Home >Market >Stock-market-news >Yes Bank defers $1 billion share sale after stock plunges

Mumbai: Yes Bank Ltd on Thursday deferred its proposed $1 billion ( 6,642 crore) institutional private placement after its stock declined more than 5% following the fund-raising announcement.

The Mumbai-based lender cited “extreme volatility and misinterpretation of new QIP (qualified institutional placement) guidelines" for the delay, in a stock exchange filing.

“Due to extreme volatility during today’s trading day because of misinterpretation of new QIP guidelines, Yes Bank has been advised by its appointed merchant bankers to defer its proposed QIP," the company said in the filing.

On Thursday, shares of Yes Bank fell 5.32% to 1,330.65 on BSE, while the Sensex advanced 0.4% to 29,045.28 points.

Shares were being offered to institutional investors in a range of 1,350 to 1,410 per share, a 3.7% discount to Wednesday’s closing price of 1,405.40 apiece on BSE.

In an interview with CNBC-TV18, Yes Bank founder and managing director Rana Kapoor said the bank would approach capital market regulator Securities and Exchange Board of India (Sebi) on the confusion over the new QIP guidelines that led to the deferment.

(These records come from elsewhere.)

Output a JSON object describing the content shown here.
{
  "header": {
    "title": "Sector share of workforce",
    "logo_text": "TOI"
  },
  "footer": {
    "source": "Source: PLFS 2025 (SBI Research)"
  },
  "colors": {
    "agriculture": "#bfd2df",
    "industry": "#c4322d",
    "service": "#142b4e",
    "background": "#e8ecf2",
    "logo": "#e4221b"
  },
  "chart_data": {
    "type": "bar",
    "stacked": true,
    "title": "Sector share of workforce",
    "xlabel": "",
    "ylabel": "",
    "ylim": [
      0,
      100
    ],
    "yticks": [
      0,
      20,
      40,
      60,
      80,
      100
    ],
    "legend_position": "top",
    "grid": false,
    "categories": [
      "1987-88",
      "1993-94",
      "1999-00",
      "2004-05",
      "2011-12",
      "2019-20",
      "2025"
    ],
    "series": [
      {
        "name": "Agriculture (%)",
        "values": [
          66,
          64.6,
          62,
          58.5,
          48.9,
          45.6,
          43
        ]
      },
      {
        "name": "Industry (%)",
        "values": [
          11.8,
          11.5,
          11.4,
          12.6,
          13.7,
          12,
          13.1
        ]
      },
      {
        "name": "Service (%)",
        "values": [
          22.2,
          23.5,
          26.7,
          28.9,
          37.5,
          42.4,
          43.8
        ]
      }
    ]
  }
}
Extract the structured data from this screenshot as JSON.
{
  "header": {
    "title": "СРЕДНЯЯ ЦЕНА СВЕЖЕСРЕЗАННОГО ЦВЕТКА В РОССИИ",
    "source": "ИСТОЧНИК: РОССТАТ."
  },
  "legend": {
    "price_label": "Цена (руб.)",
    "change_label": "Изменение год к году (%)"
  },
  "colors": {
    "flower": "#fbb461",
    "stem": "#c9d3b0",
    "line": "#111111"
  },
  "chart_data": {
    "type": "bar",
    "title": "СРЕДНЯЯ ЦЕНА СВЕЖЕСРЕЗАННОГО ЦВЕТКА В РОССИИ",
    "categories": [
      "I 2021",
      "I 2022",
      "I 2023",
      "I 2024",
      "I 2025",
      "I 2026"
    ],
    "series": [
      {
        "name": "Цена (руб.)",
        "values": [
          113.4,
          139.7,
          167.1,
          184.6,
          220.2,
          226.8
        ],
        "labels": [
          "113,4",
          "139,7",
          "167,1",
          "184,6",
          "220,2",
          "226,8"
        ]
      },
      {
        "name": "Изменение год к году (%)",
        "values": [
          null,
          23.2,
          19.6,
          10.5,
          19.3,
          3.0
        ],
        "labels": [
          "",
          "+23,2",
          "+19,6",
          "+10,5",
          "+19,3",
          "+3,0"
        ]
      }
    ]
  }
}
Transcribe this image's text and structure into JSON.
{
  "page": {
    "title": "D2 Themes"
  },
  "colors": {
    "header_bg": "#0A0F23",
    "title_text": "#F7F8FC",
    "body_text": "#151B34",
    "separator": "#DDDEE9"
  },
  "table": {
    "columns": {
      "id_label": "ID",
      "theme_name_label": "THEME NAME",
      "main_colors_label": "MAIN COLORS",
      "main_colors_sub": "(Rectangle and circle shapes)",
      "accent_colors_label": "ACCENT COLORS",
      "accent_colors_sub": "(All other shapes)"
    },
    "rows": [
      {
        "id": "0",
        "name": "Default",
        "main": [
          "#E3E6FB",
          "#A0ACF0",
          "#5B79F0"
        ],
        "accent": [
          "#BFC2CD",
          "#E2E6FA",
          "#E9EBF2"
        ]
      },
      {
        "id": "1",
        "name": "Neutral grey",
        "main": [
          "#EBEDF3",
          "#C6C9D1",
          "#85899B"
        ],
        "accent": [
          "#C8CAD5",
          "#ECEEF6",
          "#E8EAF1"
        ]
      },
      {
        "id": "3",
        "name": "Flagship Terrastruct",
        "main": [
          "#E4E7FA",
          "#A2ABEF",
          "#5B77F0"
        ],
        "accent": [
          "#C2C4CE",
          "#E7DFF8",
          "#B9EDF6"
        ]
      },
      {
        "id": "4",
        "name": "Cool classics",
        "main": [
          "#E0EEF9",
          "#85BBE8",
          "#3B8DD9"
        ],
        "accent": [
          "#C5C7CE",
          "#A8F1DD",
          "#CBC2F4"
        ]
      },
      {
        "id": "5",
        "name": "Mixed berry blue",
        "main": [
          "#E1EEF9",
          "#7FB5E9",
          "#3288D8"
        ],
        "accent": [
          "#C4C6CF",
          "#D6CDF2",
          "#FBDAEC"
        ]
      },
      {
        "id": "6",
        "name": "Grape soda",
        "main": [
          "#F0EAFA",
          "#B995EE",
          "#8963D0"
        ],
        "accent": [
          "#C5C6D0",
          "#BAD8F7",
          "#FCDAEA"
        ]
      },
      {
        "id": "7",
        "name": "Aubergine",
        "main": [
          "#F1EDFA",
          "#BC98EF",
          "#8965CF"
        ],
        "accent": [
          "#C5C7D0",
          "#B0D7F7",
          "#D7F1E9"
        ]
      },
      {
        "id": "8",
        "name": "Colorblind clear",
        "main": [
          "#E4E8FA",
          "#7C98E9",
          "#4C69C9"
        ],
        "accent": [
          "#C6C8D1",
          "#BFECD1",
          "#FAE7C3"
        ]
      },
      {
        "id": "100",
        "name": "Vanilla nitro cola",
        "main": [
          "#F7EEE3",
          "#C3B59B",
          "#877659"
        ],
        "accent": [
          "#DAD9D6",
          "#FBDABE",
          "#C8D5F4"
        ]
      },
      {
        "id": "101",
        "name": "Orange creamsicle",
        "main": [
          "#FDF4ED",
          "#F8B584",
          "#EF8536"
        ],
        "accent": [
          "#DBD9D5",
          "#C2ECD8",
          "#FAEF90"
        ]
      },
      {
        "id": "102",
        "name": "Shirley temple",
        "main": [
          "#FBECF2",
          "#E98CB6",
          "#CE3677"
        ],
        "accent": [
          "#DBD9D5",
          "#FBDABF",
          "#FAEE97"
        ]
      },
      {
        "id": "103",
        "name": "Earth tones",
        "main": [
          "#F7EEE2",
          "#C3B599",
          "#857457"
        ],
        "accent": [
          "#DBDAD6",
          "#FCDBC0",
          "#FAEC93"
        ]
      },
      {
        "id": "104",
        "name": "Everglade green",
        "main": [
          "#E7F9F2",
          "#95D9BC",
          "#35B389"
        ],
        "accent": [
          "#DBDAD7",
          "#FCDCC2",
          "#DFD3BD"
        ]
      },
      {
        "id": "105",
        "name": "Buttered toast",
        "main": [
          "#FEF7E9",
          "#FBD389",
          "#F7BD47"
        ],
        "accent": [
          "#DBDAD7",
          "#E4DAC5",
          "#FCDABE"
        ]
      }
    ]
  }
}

Yes Bank hired 11 banks to manage the share sale to raise up to $1 billion by selling new shares to institutional investors. The bank aimed to use the funds to bolster its capital for meeting prudential norms and support its expansion.

The private sector lender hired Goldman Sachs (India) Securities Pvt. Ltd, Motilal Oswal Investment Advisors Pvt. Ltd and CLSA India Pvt. Ltd as the lead managers for the offering.

“We intend to use the net proceeds of the issue for meeting capital requirement under Basel III norms and ensuring adequate capital to support growth and expansion," the company had said in the offer document on Wednesday.